A collaboration between two medical societies and volunteers has created the largest public brain haemorrhage image database.
The creation of the brain haemorrhage image database stems from the most recent edition of the Radiology Society of North America (RSNA) Artificial Intelligence (AI) Challenge. The two medical societies, RSNA and the American Society of Neuroradiology (ASNR), along with 60 volunteers, have created the collection that includes expertly annotated images.
It is expected that the dataset will help to speed up the development of machine learning algorithms that will aid with the detection and characterisation of the life-threatening condition. Accuracy in diagnosing the presence and type of intracranial haemorrhage is a vital part of effective treatment, as even a small haemorrhage can lead to death if it is in a critical location.
The report has been published in in Radiology: Artificial Intelligence.
Creating datasets from scratch
Rather than using an existing dataset, the competition’s organisers set out to create one from scratch, compiling the images from Stanford University in Palo Alto, California, Universidade Federal de São Paulo in São Paulo, Brazil, and Thomas Jefferson University Hospital in Philadelphia, Pennsylvania.
Lead author, Dr Adam Flanders, neuroradiologist and professor at Thomas Jefferson University Hospital, commented: “The value of this challenge is to create a dataset that might lead to a generalisable solution, and the best way to do that is to train a model from data originating from multiple institutions that use a variety of CT scanners from various manufacturers, scanning protocols and a heterogeneous patient population.
“In this case, we had data from three institutions and international participation. The dataset is unique, not only in terms of the volume of abnormal images but also the heterogeneity of where they all came from.”
A total of 60 volunteers were selected to annotate 874,035 brain haemorrhage CT images in 25,312 unique exams. The volunteers marked each image as normal or abnormal. For the abnormal images, they indicated the haemorrhage subtype.
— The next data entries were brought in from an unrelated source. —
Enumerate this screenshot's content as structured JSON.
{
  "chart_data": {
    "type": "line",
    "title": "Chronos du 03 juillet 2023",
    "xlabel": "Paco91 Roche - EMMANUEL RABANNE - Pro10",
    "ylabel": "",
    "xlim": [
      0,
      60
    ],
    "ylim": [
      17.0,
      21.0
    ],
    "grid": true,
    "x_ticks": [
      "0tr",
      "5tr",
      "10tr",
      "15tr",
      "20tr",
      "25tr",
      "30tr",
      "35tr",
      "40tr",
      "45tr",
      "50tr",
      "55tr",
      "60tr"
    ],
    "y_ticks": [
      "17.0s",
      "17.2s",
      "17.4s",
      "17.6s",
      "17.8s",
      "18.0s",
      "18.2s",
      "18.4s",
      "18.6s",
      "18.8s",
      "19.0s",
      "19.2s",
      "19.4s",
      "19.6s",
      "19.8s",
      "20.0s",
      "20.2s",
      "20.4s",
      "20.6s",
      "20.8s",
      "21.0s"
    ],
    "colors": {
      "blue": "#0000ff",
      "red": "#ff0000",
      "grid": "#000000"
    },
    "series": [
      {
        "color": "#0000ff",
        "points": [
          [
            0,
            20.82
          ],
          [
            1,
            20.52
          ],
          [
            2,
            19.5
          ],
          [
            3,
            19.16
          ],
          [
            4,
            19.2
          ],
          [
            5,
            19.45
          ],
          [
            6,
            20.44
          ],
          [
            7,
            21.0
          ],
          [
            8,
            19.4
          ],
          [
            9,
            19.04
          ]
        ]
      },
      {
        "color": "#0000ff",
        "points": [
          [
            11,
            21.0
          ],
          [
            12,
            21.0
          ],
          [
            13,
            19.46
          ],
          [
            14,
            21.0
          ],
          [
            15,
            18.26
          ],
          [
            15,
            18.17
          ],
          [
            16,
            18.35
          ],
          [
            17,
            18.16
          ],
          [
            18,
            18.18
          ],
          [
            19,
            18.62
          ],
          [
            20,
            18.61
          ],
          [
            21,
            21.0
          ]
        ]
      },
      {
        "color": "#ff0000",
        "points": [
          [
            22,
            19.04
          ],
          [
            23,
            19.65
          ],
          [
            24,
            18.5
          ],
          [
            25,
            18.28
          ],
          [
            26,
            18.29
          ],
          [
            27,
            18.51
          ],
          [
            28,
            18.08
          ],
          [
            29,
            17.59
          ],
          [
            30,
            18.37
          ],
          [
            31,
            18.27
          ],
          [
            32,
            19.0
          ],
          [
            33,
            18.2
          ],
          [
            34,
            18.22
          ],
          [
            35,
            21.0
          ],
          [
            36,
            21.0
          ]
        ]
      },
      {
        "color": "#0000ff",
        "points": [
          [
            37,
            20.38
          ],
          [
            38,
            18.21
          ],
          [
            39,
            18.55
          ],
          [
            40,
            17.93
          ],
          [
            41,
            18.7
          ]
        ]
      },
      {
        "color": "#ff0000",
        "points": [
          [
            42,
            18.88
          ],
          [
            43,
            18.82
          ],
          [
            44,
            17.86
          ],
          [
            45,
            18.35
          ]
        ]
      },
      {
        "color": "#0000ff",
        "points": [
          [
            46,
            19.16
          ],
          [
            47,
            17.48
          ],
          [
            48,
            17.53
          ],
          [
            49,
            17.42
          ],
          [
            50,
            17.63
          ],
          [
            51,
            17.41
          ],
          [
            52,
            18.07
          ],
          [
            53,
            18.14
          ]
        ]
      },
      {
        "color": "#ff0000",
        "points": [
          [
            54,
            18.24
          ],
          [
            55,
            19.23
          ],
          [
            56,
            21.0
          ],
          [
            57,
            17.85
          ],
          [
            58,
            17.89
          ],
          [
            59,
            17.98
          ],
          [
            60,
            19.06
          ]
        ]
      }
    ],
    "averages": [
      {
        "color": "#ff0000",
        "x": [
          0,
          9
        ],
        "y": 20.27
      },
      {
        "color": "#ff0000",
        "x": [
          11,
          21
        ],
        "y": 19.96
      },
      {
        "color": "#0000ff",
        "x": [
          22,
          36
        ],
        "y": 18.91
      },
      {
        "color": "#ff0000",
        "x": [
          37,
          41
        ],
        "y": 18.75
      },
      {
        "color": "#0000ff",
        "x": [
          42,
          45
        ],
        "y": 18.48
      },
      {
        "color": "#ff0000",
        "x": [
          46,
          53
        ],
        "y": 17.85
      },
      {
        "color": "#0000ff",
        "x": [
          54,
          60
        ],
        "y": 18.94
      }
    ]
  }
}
“It was a nail-biter all the way along,” Dr Flanders said of the process. “We were building the airplane while it was in flight. When you consider the number of images that we had to de-identify locally, consume, curate, label, cross-check and then organise into just the right datasets to release to the contestants, there was a lot of work involved by the volunteer workforce, the RSNA Machine Learning Subcommittee, data scientists, contractors and RSNA staff.
“The 10 top solutions came from all over the world. Some of the winners had absolutely no background in medical imaging.”
A pathway for future collaborations
The dataset was released under a non-commercial license, meaning it is freely available to the AI research community for non-commercial use and further enhancement.
Dr Flanders said the objective of engaging with a subspecialty society to leverage their unique expertise in developing a high-quality dataset is an effective and useful pathway to follow for future collaborations.
“I was really impressed by the huge volunteer effort and the tremendous worldwide interest in this project,” Dr Flanders said. “The dataset we created for this challenge will endure as a valuable ML research resource for years to come.”
The organisers will be using the model again for this year’s competition, a collaboration with the Society of Thoracic Radiology seeking improved detection and characterisation of pulmonary embolism on chest CT.